Troubleshooting Guide
Add this to your skill:
| Symptom | Check | Likely Cause |
|---|---|---|
| 404 on all requests | HTTPRoute parentRefs correct? | Gateway name mismatch |
| No rate limiting | BackendTrafficPolicy targetRefs? | Route name mismatch |
| TLS handshake fails | Secret exists? Certificate valid? | Missing or expired cert |
| KEDA not scaling | Prometheus query returns data? | Query syntax or no metrics |
| 503 under low load | Circuit breaker too aggressive? | Increase maxParallelRequests |
| Cold start too slow | minReplicaCount = 0? | Set minimum 1 for availability |
Skill Verification
Run this test to verify your skill handles the complete workflow:
# Ask skill to generate complete config from spec
# Then validate
kubectl apply --dry-run=client -f complete-config.yaml
# All resources should pass validation
Reflect on Your Skill
Your traffic-engineer skill is now complete. It should handle:
- Gateway setup (single and dual listener)

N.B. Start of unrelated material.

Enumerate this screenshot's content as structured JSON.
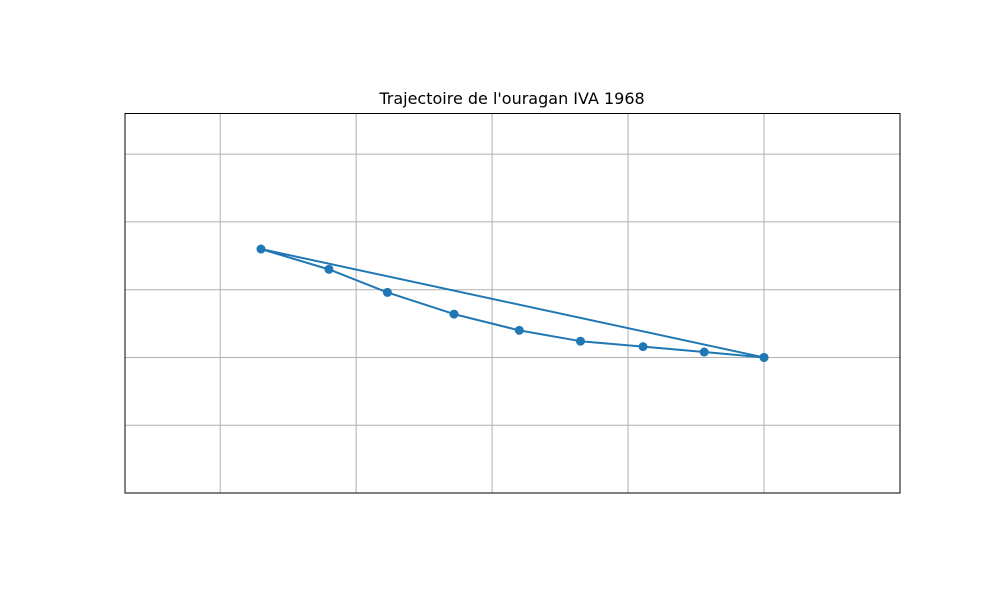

- HTTPRoute configuration (paths, headers, query params)
- Rate limiting (global, per-user, tiered)
- Circuit breaker protection
- TLS termination (with self-signed or CA certs)

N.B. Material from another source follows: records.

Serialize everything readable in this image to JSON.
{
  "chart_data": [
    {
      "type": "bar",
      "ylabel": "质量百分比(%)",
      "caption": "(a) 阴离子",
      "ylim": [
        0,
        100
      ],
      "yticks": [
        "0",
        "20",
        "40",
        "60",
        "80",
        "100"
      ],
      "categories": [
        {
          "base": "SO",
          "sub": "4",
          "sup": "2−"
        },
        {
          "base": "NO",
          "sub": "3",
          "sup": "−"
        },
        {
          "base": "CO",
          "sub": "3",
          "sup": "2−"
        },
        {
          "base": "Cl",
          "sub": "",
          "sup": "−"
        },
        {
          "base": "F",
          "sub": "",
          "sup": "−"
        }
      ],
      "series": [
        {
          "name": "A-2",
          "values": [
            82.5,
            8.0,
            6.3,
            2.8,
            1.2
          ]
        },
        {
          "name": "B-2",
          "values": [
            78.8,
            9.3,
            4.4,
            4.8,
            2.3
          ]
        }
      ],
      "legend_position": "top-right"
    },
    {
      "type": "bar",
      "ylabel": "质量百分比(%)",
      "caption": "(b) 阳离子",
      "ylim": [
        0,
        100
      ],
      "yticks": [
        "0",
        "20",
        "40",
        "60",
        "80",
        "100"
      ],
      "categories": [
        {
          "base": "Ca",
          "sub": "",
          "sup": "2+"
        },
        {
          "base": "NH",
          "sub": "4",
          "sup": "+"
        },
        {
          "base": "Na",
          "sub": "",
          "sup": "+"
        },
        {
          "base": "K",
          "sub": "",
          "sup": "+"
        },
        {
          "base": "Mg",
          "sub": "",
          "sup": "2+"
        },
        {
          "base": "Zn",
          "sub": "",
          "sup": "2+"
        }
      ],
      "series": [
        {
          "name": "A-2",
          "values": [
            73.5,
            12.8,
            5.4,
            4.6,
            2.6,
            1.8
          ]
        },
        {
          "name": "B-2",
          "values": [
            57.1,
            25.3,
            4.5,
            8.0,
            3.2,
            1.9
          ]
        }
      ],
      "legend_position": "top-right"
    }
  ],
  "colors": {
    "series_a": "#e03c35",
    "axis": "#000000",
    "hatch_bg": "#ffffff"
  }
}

- Traffic splitting (canary, blue-green, A/B)
- Autoscaling (HPA, KEDA with various scalers)
- LLM traffic (token-based limiting, provider fallback)

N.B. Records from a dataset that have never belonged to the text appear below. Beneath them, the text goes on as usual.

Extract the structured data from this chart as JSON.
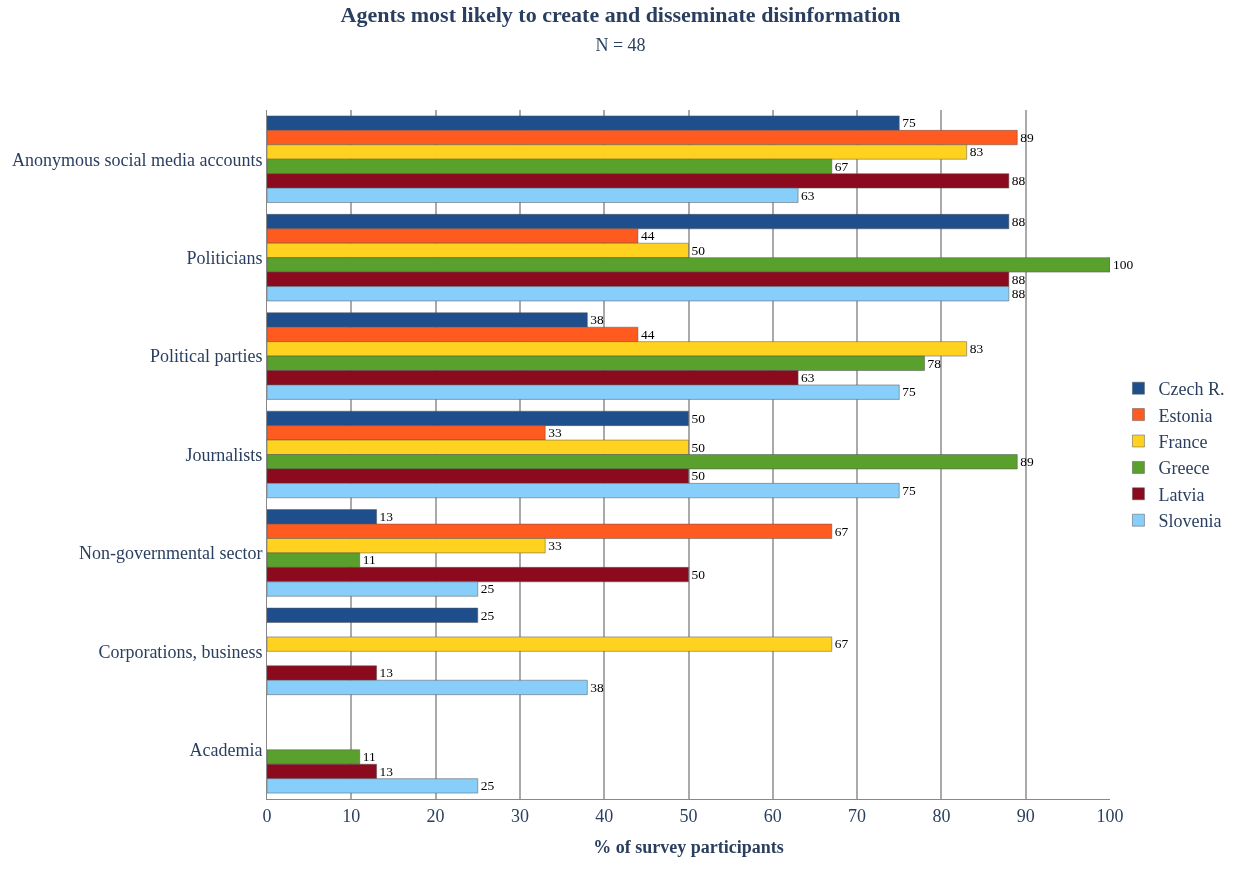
{
  "chart_data": {
    "type": "bar",
    "orientation": "horizontal",
    "title": "Agents most likely to create and disseminate disinformation",
    "subtitle": "N = 48",
    "xlabel": "% of survey participants",
    "categories": [
      "Anonymous social media accounts",
      "Politicians",
      "Political parties",
      "Journalists",
      "Non-governmental sector",
      "Corporations, business",
      "Academia"
    ],
    "series": [
      {
        "name": "Czech R.",
        "color": "#1f4e8c",
        "values": [
          75,
          88,
          38,
          50,
          13,
          25,
          null
        ]
      },
      {
        "name": "Estonia",
        "color": "#ff5a1f",
        "values": [
          89,
          44,
          44,
          33,
          67,
          null,
          null
        ]
      },
      {
        "name": "France",
        "color": "#ffd21f",
        "values": [
          83,
          50,
          83,
          50,
          33,
          67,
          null
        ]
      },
      {
        "name": "Greece",
        "color": "#5aa02c",
        "values": [
          67,
          100,
          78,
          89,
          11,
          null,
          11
        ]
      },
      {
        "name": "Latvia",
        "color": "#8b0a1e",
        "values": [
          88,
          88,
          63,
          50,
          50,
          13,
          13
        ]
      },
      {
        "name": "Slovenia",
        "color": "#87cefa",
        "values": [
          63,
          88,
          75,
          75,
          25,
          38,
          25
        ]
      }
    ],
    "xlim": [
      0,
      100
    ],
    "xticks": [
      0,
      10,
      20,
      30,
      40,
      50,
      60,
      70,
      80,
      90,
      100
    ],
    "grid": "x",
    "legend": "right",
    "data_labels": true
  }
}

Consider what edge cases need documentation:
- Multi-tenant deployments: How do you isolate traffic between tenants?
- Gradual rollouts: What traffic split percentages work for your canary process?
- Disaster recovery: How quickly can you fail over to a secondary backend?
This skill becomes part of your Digital FTE portfolio. When deploying future AI agents, invoke this skill to generate production-ready traffic configurations in minutes rather than hours.
Submit Your Skill
Your traffic-engineer skill is ready for your skills portfolio:
# Verify skill structure
ls -la .claude/skills/traffic-engineer/
# Expected:
# SKILL.md - Core patterns and decision trees
# templates/ - YAML templates for all resources
# references/ - Links to official documentation
Commit your finalized skill:
cd .claude/skills/traffic-engineer
git add .
git commit -m "feat(skill): finalize traffic-engineer with complete patterns"
You now own a production-tested traffic engineering skill that transforms any AI agent deployment from "pod running in cluster" to "production service ready for users."